Clients might not be bringing up cryptocurrencies with their advisor, but that doesn’t betray an interest in the asset class. Investor appetite for cryptocurrencies is growing. Bitwise Asset Management, which builds cryptocurrency indexes and manages funds based on them to professional investors, said last week it topped $100 million in assets under management.

“2020 is the year crypto crossed the chasm for professional investors. PayPal’s decision to embrace crypto last week was groundbreaking. The challenges that historically kept professional investors on the sidelines — including regulatory concerns, custody, reputation, and understanding — are rapidly being swept aside,” Matt Hougan, chief investment officer at Bitwise, said in a statement about the milestone.

In October, PayPal said it would allow customers to hold bitcoin and other cryptocurrencies in its online wallet and shop using them at the 26 million merchants on its network. Cryptocurrencies have been a poor means of payment due to the costs and sparse number of merchants who would accept it, at least relative to fiat money or credit cards.

Regulators, investors and companies are embracing digital assets and more advisors might consider it now, too.

“The potential impact crypto can have on portfolios from a risk-adjusted basis, amid the current macro backdrop, is making it hard to ignore,” Hougan said.

To be sure, advisors not investing in cryptocurrencies aren’t necessarily naysayers. The time required of most advisors to learn about, analyze, and determine an investment thesis in a young asset class is considerable, especially since most allocations in portfolios are small.

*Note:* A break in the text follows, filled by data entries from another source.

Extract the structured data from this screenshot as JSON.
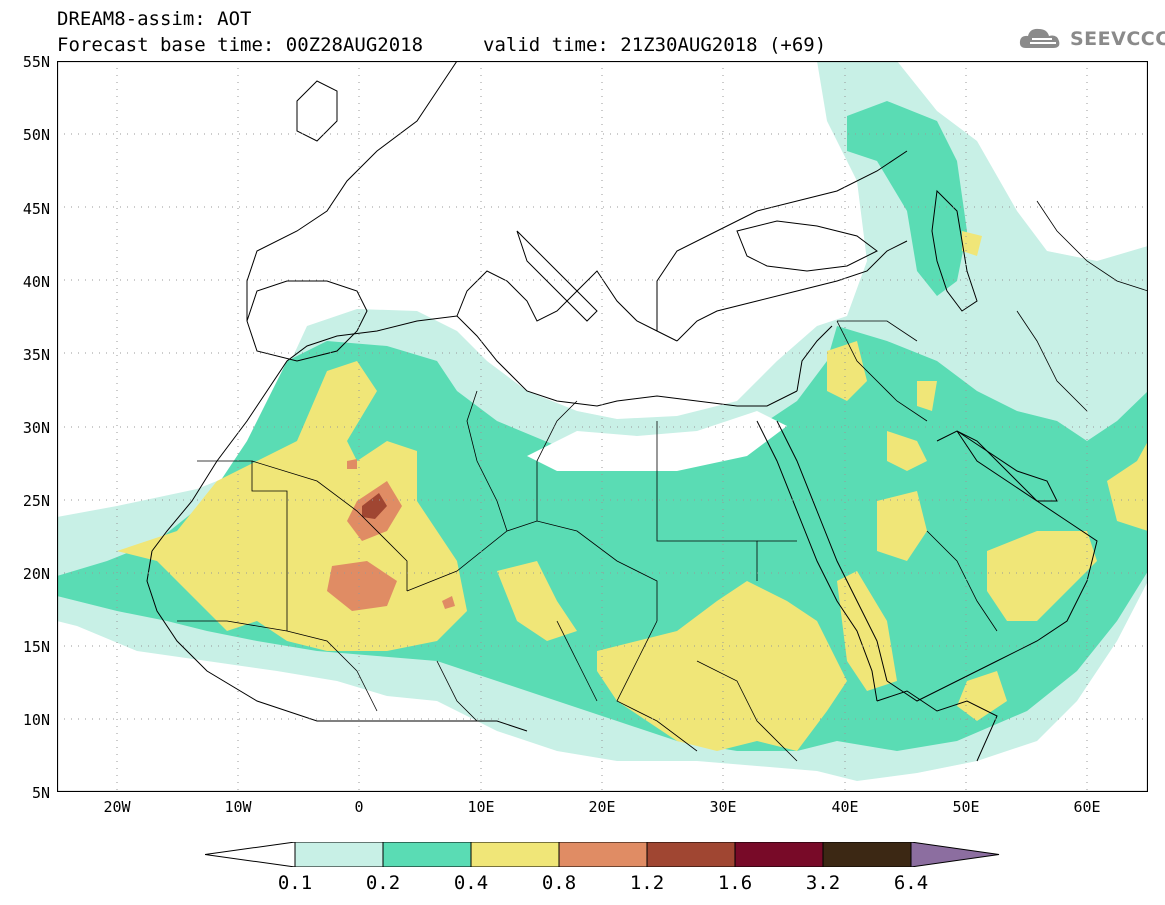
{
  "header": {
    "title": "DREAM8-assim: AOT",
    "base_time": "Forecast base time: 00Z28AUG2018",
    "valid_time": "valid time: 21Z30AUG2018 (+69)",
    "logo_text": "SEEVCCC"
  },
  "map": {
    "region": "North Africa / Middle East",
    "lat_labels": [
      "55N",
      "50N",
      "45N",
      "40N",
      "35N",
      "30N",
      "25N",
      "20N",
      "15N",
      "10N",
      "5N"
    ],
    "lon_labels": [
      "20W",
      "10W",
      "0",
      "10E",
      "20E",
      "30E",
      "40E",
      "50E",
      "60E"
    ],
    "colors": {
      "c01": "#c8f0e6",
      "c02": "#5adcb4",
      "c04": "#f0e678",
      "c08": "#e08c64",
      "c12": "#a04632",
      "c16": "#780a28",
      "c32": "#3c2814",
      "c64": "#8c6ea0"
    }
  },
  "colorbar": {
    "labels": [
      "0.1",
      "0.2",
      "0.4",
      "0.8",
      "1.2",
      "1.6",
      "3.2",
      "6.4"
    ]
  }
}
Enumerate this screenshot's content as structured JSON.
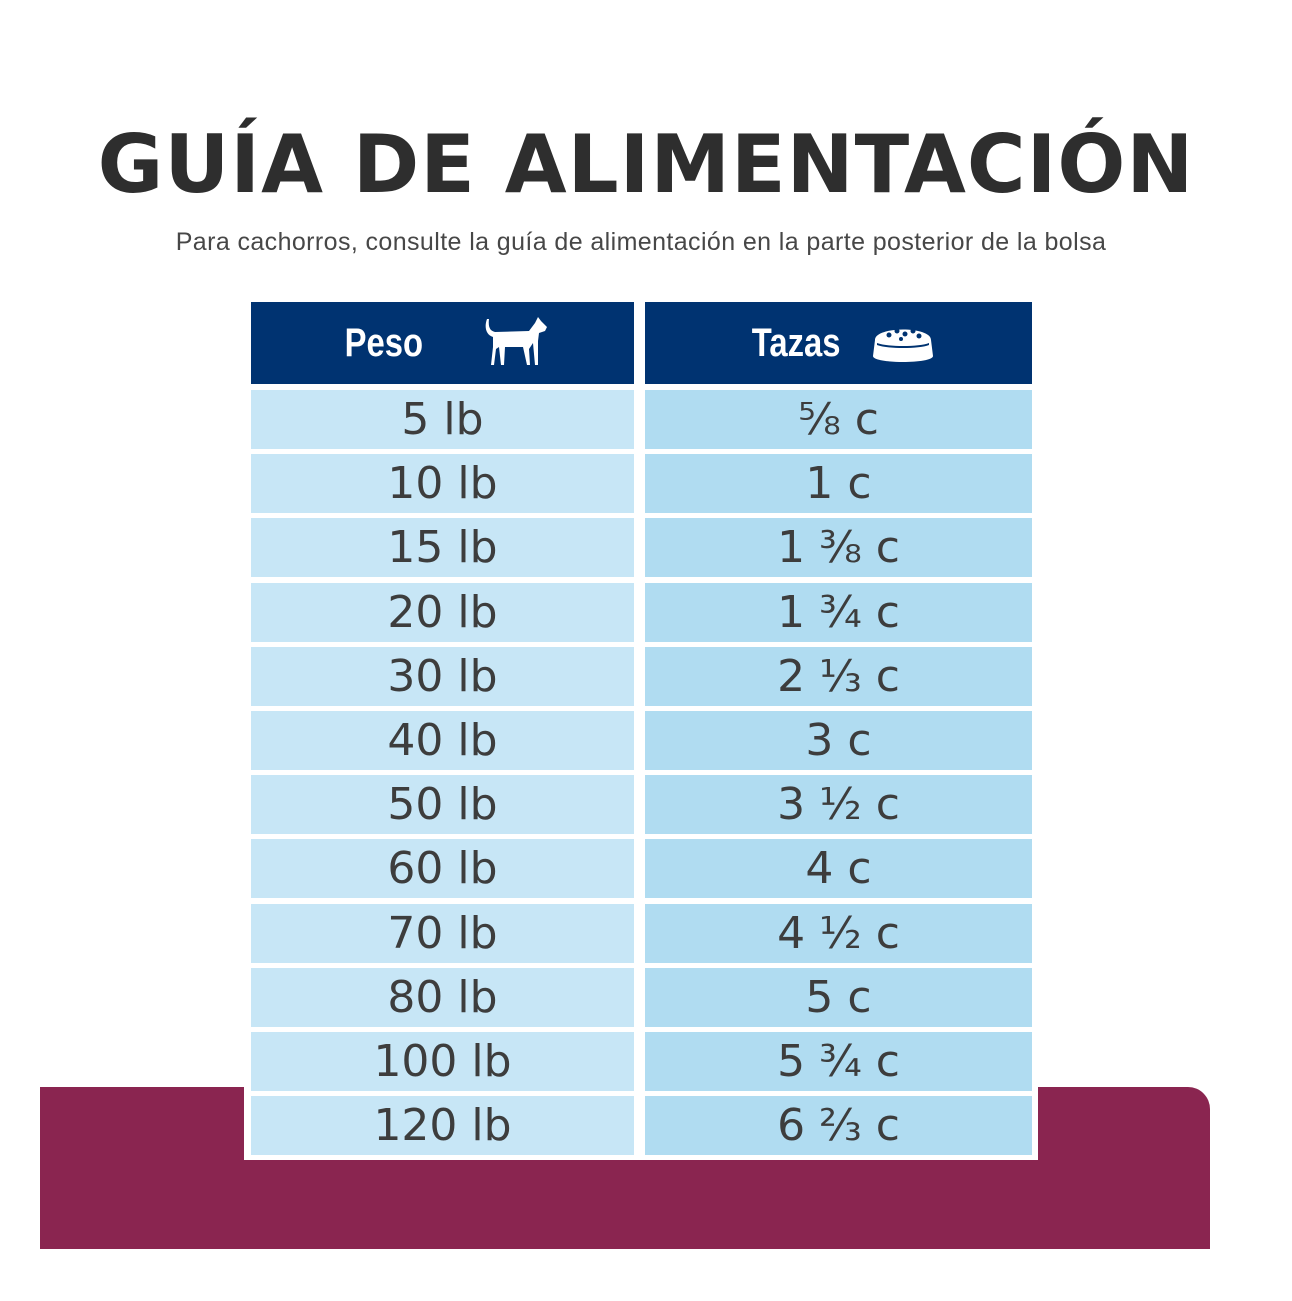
{
  "title": "GUÍA DE ALIMENTACIÓN",
  "subtitle": "Para cachorros, consulte la guía de alimentación en la parte posterior de la bolsa",
  "colors": {
    "header": "#003371",
    "weight_cell": "#c7e6f6",
    "cups_cell": "#b0dcf1",
    "band": "#8a2550",
    "text": "#3d3d3d"
  },
  "table": {
    "headers": [
      {
        "label": "Peso",
        "icon": "dog-icon"
      },
      {
        "label": "Tazas",
        "icon": "food-bowl-icon"
      }
    ],
    "rows": [
      {
        "weight": "5 lb",
        "cups": "⅝ c"
      },
      {
        "weight": "10 lb",
        "cups": "1 c"
      },
      {
        "weight": "15 lb",
        "cups": "1 ⅜ c"
      },
      {
        "weight": "20 lb",
        "cups": "1 ¾ c"
      },
      {
        "weight": "30 lb",
        "cups": "2 ⅓ c"
      },
      {
        "weight": "40 lb",
        "cups": "3 c"
      },
      {
        "weight": "50 lb",
        "cups": "3 ½ c"
      },
      {
        "weight": "60 lb",
        "cups": "4 c"
      },
      {
        "weight": "70 lb",
        "cups": "4 ½ c"
      },
      {
        "weight": "80 lb",
        "cups": "5 c"
      },
      {
        "weight": "100 lb",
        "cups": "5 ¾ c"
      },
      {
        "weight": "120 lb",
        "cups": "6 ⅔ c"
      }
    ]
  }
}
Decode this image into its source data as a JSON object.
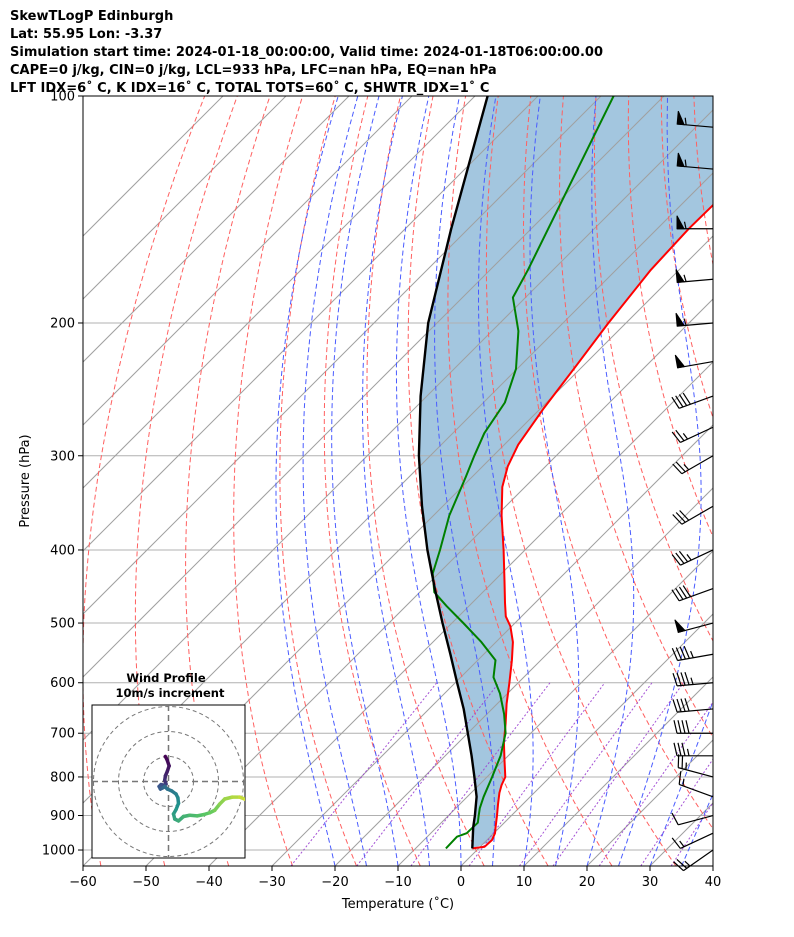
{
  "header": {
    "line1": "SkewTLogP Edinburgh",
    "line2": "Lat: 55.95   Lon: -3.37",
    "line3": "Simulation start time: 2024-01-18_00:00:00, Valid time: 2024-01-18T06:00:00.00",
    "line4": "CAPE=0 j/kg, CIN=0 j/kg, LCL=933 hPa, LFC=nan hPa, EQ=nan hPa",
    "line5": "LFT IDX=6˚ C, K IDX=16˚ C, TOTAL TOTS=60˚ C, SHWTR_IDX=1˚ C"
  },
  "chart_data": {
    "type": "line",
    "title": "SkewTLogP Edinburgh",
    "xlabel": "Temperature (˚C)",
    "ylabel": "Pressure (hPa)",
    "xlim": [
      -60,
      40
    ],
    "ylim": [
      1050,
      100
    ],
    "yscale": "log",
    "x_ticks": [
      -60,
      -50,
      -40,
      -30,
      -20,
      -10,
      0,
      10,
      20,
      30,
      40
    ],
    "x_tick_labels": [
      "−60",
      "−50",
      "−40",
      "−30",
      "−20",
      "−10",
      "0",
      "10",
      "20",
      "30",
      "40"
    ],
    "y_ticks": [
      100,
      200,
      300,
      400,
      500,
      600,
      700,
      800,
      900,
      1000
    ],
    "y_tick_labels": [
      "100",
      "200",
      "300",
      "400",
      "500",
      "600",
      "700",
      "800",
      "900",
      "1000"
    ],
    "grid": true,
    "colors": {
      "temperature": "#ff0000",
      "dewpoint": "#008000",
      "parcel": "#000000",
      "shade": "#a3c6df",
      "dry_adiabat": "#ff6060",
      "moist_adiabat": "#4a5cff",
      "mixing_ratio": "#9a3fd0",
      "isotherm": "#a0a0a0"
    },
    "series": [
      {
        "key": "temperature",
        "pressure": [
          995,
          990,
          970,
          950,
          930,
          900,
          870,
          840,
          820,
          800,
          760,
          720,
          680,
          640,
          600,
          560,
          530,
          505,
          490,
          470,
          440,
          400,
          360,
          330,
          310,
          290,
          260,
          230,
          200,
          170,
          150,
          130,
          115,
          100
        ],
        "values": [
          -1,
          0.7,
          0.8,
          0.2,
          -0.8,
          -2.3,
          -3.9,
          -5.5,
          -6.4,
          -7.1,
          -9.9,
          -12.8,
          -15.5,
          -18.5,
          -21.4,
          -24.6,
          -27.3,
          -30.2,
          -32.5,
          -34.8,
          -38.3,
          -43.4,
          -49.2,
          -53.6,
          -56.0,
          -57.8,
          -59.5,
          -61.0,
          -62.8,
          -64.5,
          -65.0,
          -64.8,
          -63.0,
          -61.0
        ]
      },
      {
        "key": "dewpoint",
        "pressure": [
          995,
          960,
          950,
          920,
          900,
          880,
          850,
          800,
          750,
          700,
          660,
          620,
          590,
          560,
          530,
          500,
          475,
          455,
          430,
          400,
          360,
          320,
          300,
          280,
          255,
          230,
          205,
          185,
          170,
          100
        ],
        "values": [
          -5.2,
          -5.3,
          -4.3,
          -4.2,
          -5.2,
          -6.2,
          -7.4,
          -9.2,
          -11.2,
          -14.0,
          -17.3,
          -21.2,
          -24.8,
          -27.2,
          -32.3,
          -38.2,
          -43.5,
          -47.7,
          -50.9,
          -53.5,
          -57.5,
          -61.0,
          -63.0,
          -65.0,
          -66.6,
          -70.2,
          -75.8,
          -82.0,
          -84.0,
          -98.0
        ]
      },
      {
        "key": "parcel",
        "pressure": [
          995,
          933,
          900,
          850,
          800,
          750,
          700,
          650,
          600,
          550,
          500,
          450,
          400,
          350,
          300,
          250,
          200,
          150,
          100
        ],
        "values": [
          -1,
          -4.2,
          -5.8,
          -8.5,
          -12,
          -15.8,
          -20,
          -24.5,
          -29.7,
          -35.3,
          -41.5,
          -48.2,
          -55.5,
          -63.3,
          -71.8,
          -81,
          -91.4,
          -102.7,
          -118
        ]
      }
    ],
    "wind_barbs": {
      "pressure": [
        1000,
        950,
        900,
        850,
        800,
        750,
        700,
        650,
        600,
        550,
        500,
        450,
        400,
        350,
        300,
        275,
        250,
        225,
        200,
        175,
        150,
        125,
        110
      ],
      "speed_kt": [
        25,
        15,
        10,
        15,
        25,
        35,
        40,
        40,
        45,
        45,
        50,
        40,
        35,
        30,
        25,
        25,
        40,
        50,
        55,
        55,
        55,
        55,
        55
      ],
      "direction_deg": [
        235,
        245,
        255,
        290,
        285,
        270,
        270,
        265,
        265,
        260,
        255,
        250,
        245,
        240,
        240,
        245,
        250,
        260,
        265,
        265,
        270,
        275,
        275
      ]
    },
    "inset": {
      "title": "Wind Profile",
      "subtitle": "10m/s increment",
      "type": "hodograph",
      "u": [
        -0.5,
        -0.2,
        0.1,
        -0.2,
        -0.5,
        -0.6,
        -0.4,
        -0.7,
        -1.2,
        -1.5,
        -1.3,
        -0.9,
        -0.6,
        -0.2,
        0.5,
        1.2,
        1.5,
        1.6,
        1.2,
        0.8,
        1.0,
        1.6,
        2.4,
        3.4,
        4.6,
        5.6,
        6.6,
        7.4,
        8.2,
        9.0,
        10.2,
        11.4,
        12.4,
        13.4,
        14.0,
        14.5
      ],
      "v": [
        4.0,
        3.4,
        2.5,
        1.6,
        0.9,
        0.2,
        -0.4,
        -0.6,
        -0.5,
        -0.8,
        -1.2,
        -1.0,
        -0.8,
        -1.2,
        -1.5,
        -2.0,
        -2.6,
        -3.5,
        -4.5,
        -5.2,
        -6.0,
        -6.3,
        -5.6,
        -5.4,
        -5.5,
        -5.3,
        -5.0,
        -4.6,
        -3.6,
        -2.8,
        -2.5,
        -2.5,
        -2.9,
        -3.0,
        -2.7,
        -2.2
      ],
      "color_scale": [
        "#440154",
        "#3b528b",
        "#21918c",
        "#5ec962",
        "#fde725"
      ]
    }
  }
}
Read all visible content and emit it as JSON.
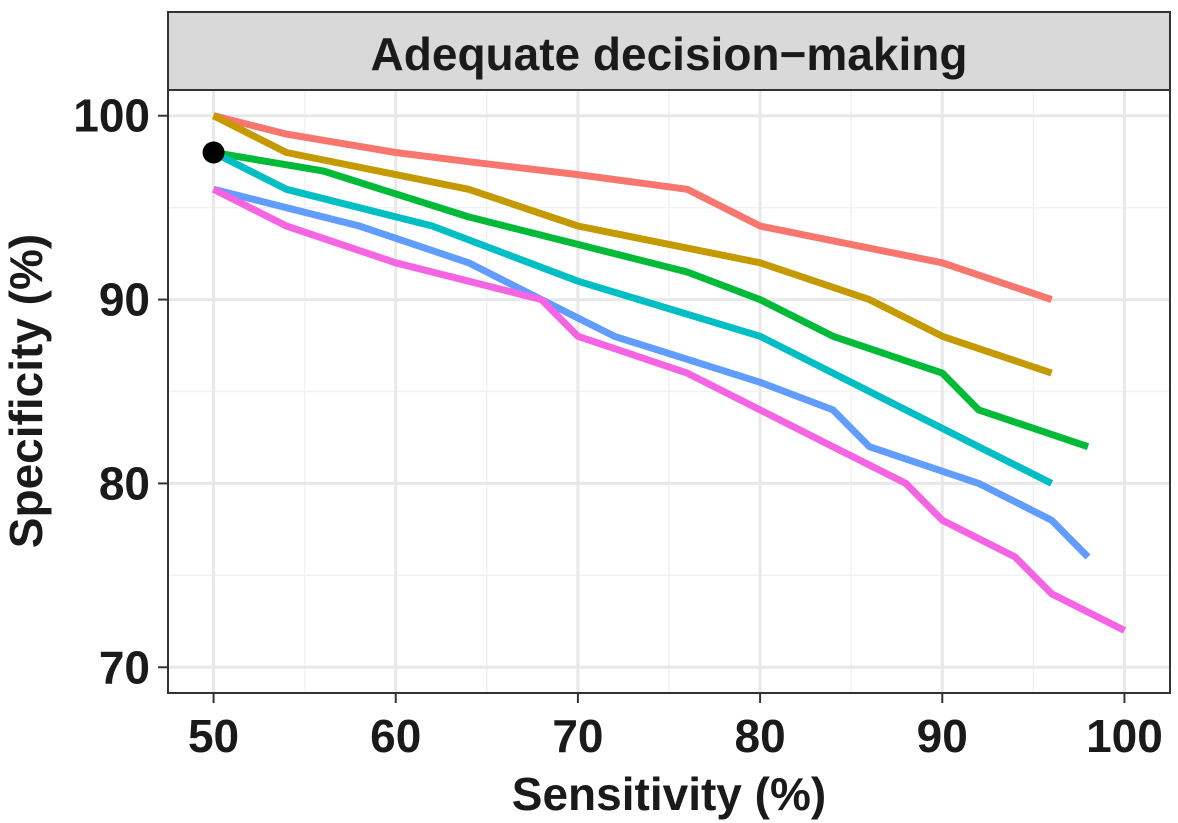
{
  "chart_data": {
    "type": "line",
    "title": "Adequate decision−making",
    "xlabel": "Sensitivity (%)",
    "ylabel": "Specificity (%)",
    "xlim": [
      47.5,
      102.5
    ],
    "ylim": [
      68.6,
      101.4
    ],
    "x_ticks": [
      50,
      60,
      70,
      80,
      90,
      100
    ],
    "y_ticks": [
      70,
      80,
      90,
      100
    ],
    "grid": true,
    "legend": "none",
    "series": [
      {
        "color": "#F8766D",
        "x": [
          50,
          54,
          60,
          64,
          70,
          76,
          80,
          84,
          90,
          96
        ],
        "y": [
          100,
          99,
          98,
          97.5,
          96.8,
          96,
          94,
          93.2,
          92,
          90
        ]
      },
      {
        "color": "#C49A00",
        "x": [
          50,
          54,
          60,
          64,
          70,
          76,
          80,
          86,
          90,
          96
        ],
        "y": [
          100,
          98,
          96.8,
          96,
          94,
          92.8,
          92,
          90,
          88,
          86
        ]
      },
      {
        "color": "#00BA38",
        "x": [
          50,
          56,
          64,
          70,
          76,
          80,
          84,
          90,
          92,
          98
        ],
        "y": [
          98,
          97,
          94.5,
          93,
          91.5,
          90,
          88,
          86,
          84,
          82
        ]
      },
      {
        "color": "#00BFC4",
        "x": [
          50,
          54,
          62,
          70,
          80,
          86,
          92,
          96
        ],
        "y": [
          98,
          96,
          94,
          91,
          88,
          85,
          82,
          80
        ]
      },
      {
        "color": "#619CFF",
        "x": [
          50,
          54,
          58,
          64,
          68,
          70,
          72,
          80,
          84,
          86,
          92,
          96,
          98
        ],
        "y": [
          96,
          95,
          94,
          92,
          90,
          89,
          88,
          85.5,
          84,
          82,
          80,
          78,
          76
        ]
      },
      {
        "color": "#F564E3",
        "x": [
          50,
          54,
          60,
          64,
          68,
          70,
          76,
          80,
          84,
          88,
          90,
          94,
          96,
          100
        ],
        "y": [
          96,
          94,
          92,
          91,
          90,
          88,
          86,
          84,
          82,
          80,
          78,
          76,
          74,
          72
        ]
      }
    ],
    "points": [
      {
        "x": 50,
        "y": 98,
        "color": "#000000"
      }
    ]
  }
}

Although, some are allocating much more. MicroStrategy, the Tysons Corner, Va. software firm that helps other companies analyze internal and external data, has been piling up cash and recently invested $250 million of it in bitcoin — half of its total assets. The Wall Street Journal columnist Jason Zwieg seemed perplexed by the move.

“So is this a publicly traded company or is it a hedge fund?” he remarked last week.